Nachdem die Polizei den beschlagnahmten Computer aus dem Rathaus Radolfzell technisch ausgewertet hat, steht den Ermittlungsbeamten die eigentliche Arbeit noch bevor. Es gilt, 600 Gesprächsdateien mit zum Teil längerer Dauer anzuhören und nach Hinweisen zu überprüfen, ob Oberbürgermeister Martin Staab gegen die Vertraulichkeit des Wortes verstoßen und damit eine Straftat begangen haben könnte. Dies hat auf Nachfrage Pressesprecher Andreas Mathy von der Staatsanwaltschaft Konstanz mitgeteilt.
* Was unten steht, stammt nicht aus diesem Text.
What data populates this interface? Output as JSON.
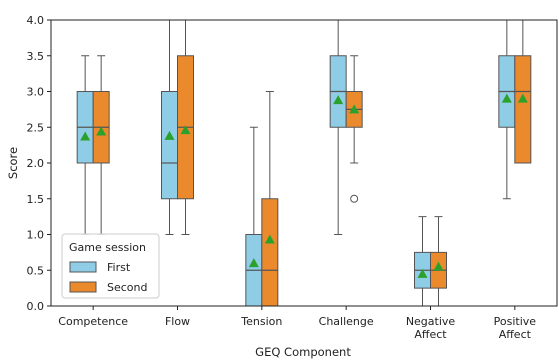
{
  "chart_data": {
    "type": "boxplot",
    "title": "",
    "xlabel": "GEQ Component",
    "ylabel": "Score",
    "ylim": [
      0,
      4.0
    ],
    "yticks": [
      "0.0",
      "0.5",
      "1.0",
      "1.5",
      "2.0",
      "2.5",
      "3.0",
      "3.5",
      "4.0"
    ],
    "categories": [
      [
        "Competence"
      ],
      [
        "Flow"
      ],
      [
        "Tension"
      ],
      [
        "Challenge"
      ],
      [
        "Negative",
        "Affect"
      ],
      [
        "Positive",
        "Affect"
      ]
    ],
    "legend": {
      "title": "Game session",
      "placement": "bottom-left"
    },
    "series": [
      {
        "name": "First",
        "color": "#8fcde6",
        "boxes": [
          {
            "whisker_low": 1.0,
            "q1": 2.0,
            "median": 2.5,
            "q3": 3.0,
            "whisker_high": 3.5,
            "mean": 2.37,
            "outliers": []
          },
          {
            "whisker_low": 1.0,
            "q1": 1.5,
            "median": 2.0,
            "q3": 3.0,
            "whisker_high": 4.0,
            "mean": 2.38,
            "outliers": []
          },
          {
            "whisker_low": 0.0,
            "q1": 0.0,
            "median": 0.5,
            "q3": 1.0,
            "whisker_high": 2.5,
            "mean": 0.6,
            "outliers": []
          },
          {
            "whisker_low": 1.0,
            "q1": 2.5,
            "median": 3.0,
            "q3": 3.5,
            "whisker_high": 4.0,
            "mean": 2.88,
            "outliers": []
          },
          {
            "whisker_low": 0.0,
            "q1": 0.25,
            "median": 0.5,
            "q3": 0.75,
            "whisker_high": 1.25,
            "mean": 0.45,
            "outliers": []
          },
          {
            "whisker_low": 1.5,
            "q1": 2.5,
            "median": 3.0,
            "q3": 3.5,
            "whisker_high": 4.0,
            "mean": 2.9,
            "outliers": []
          }
        ]
      },
      {
        "name": "Second",
        "color": "#ea8a2c",
        "boxes": [
          {
            "whisker_low": 1.0,
            "q1": 2.0,
            "median": 2.5,
            "q3": 3.0,
            "whisker_high": 3.5,
            "mean": 2.44,
            "outliers": []
          },
          {
            "whisker_low": 1.0,
            "q1": 1.5,
            "median": 2.5,
            "q3": 3.5,
            "whisker_high": 4.0,
            "mean": 2.46,
            "outliers": []
          },
          {
            "whisker_low": 0.0,
            "q1": 0.0,
            "median": 0.5,
            "q3": 1.5,
            "whisker_high": 3.0,
            "mean": 0.93,
            "outliers": []
          },
          {
            "whisker_low": 2.0,
            "q1": 2.5,
            "median": 2.75,
            "q3": 3.0,
            "whisker_high": 3.5,
            "mean": 2.75,
            "outliers": [
              1.5
            ]
          },
          {
            "whisker_low": 0.0,
            "q1": 0.25,
            "median": 0.5,
            "q3": 0.75,
            "whisker_high": 1.25,
            "mean": 0.55,
            "outliers": []
          },
          {
            "whisker_low": 2.0,
            "q1": 2.0,
            "median": 3.0,
            "q3": 3.5,
            "whisker_high": 4.0,
            "mean": 2.9,
            "outliers": []
          }
        ]
      }
    ],
    "mean_marker_color": "#2ca02c",
    "grid": false
  }
}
Die E-Mail-Affäre in Radolfzell kam mit einem offenen Brief von 14 Stadträten Ende November vergangenen Jahres ins Rollen. In diesem Brief, der von der CDU-Fraktion formuliert und als "Weckruf" bezeichnet worden ist, warfen Stadträte von CDU, Freier Grüner Liste und SPD dem OB illegale Aufzeichnungen von Mitarbeitergesprächen vor. Bernhard Diehl als Fraktionssprecher der CDU bewertete diesen Vorgang "als Straftatbestand". Der Weckruf gipfelte dann auch in der Forderung: "Wenn illegale Gesprächsaufzeichnungen ohne Wissen des Mitarbeitenden von Vorgesetzten gefertigt werden, so gehört dies in unseren Augen von der Staatsanwaltschaft geprüft."

Nach Recherchen dieser Zeitung kam an die Öffentlichkeit, dass der Auslöser für diesen Weckruf eine Auseinandersetzung zwischen OB Staab und Bürgermeisterin Monika Laule war. Staab hatte in einer E-Mail an die Sozial-Dezernentin mit einer Gesprächsaufzeichnung gedroht und die Beigeordnete der Lüge bezichtigt. Diesen Schriftwechsel aus der Chefetage im Rathaus bekamen auch die Fraktionsvorsitzenden zur Kenntnis. Staab räumte die Existenz der E-Mail ein, bestreitet aber, dass es tatsächlich eine Gesprächsaufzeichnung gegeben habe: "Es gibt keine Tonbandaufzeichnung eines Gespräches, dem ich beigewohnt habe." Diese Erklärung gab der OB auch beim Neujahrsempfang im Milchwerk ab.

Ende Januar hatte sich die Staatsanwaltschaft Konstanz dann nach ihren Voruntersuchungen dazu entschlossen, ein förmliches Ermittlungsverfahren gegen OB Martin Staab einzuleiten, wegen "des Verdachts der Verletzung der Vertraulichkeit des Wortes". Mit der Einleitung des förmlichen Ermittlungsverfahrens wurden Mitarbeiter der Stadtverwaltung als Zeugen befragt und ein Computer im Rathaus Radolfzell beschlagnahmt, auf dem sich Protokolle und Gesprächsdateien befinden.

Bei der Überprüfung des Computers hat die Kriminaltechnik nun 600 Gesprächsdateien gefunden. Zu diesen Dateien zählen auch elektronisch aufgenommene Protokolle der Gemeinderatssitzungen. Die Staatsanwaltschaft wolle sich nicht vorwerfen lassen, dass man Ermittlungen unterlassen hätte. Deshalb sollen alle 600 Gesprächsdateien abgehört werden. "Das wird einige Monate in Anspruch nehmen", kündigt Andreas Mathy als Sprecher der Staatsanwaltschaft Konstanz an. Deshalb sei nicht mit einem schnellen Abschluss des Ermittlungsverfahrens zu rechnen.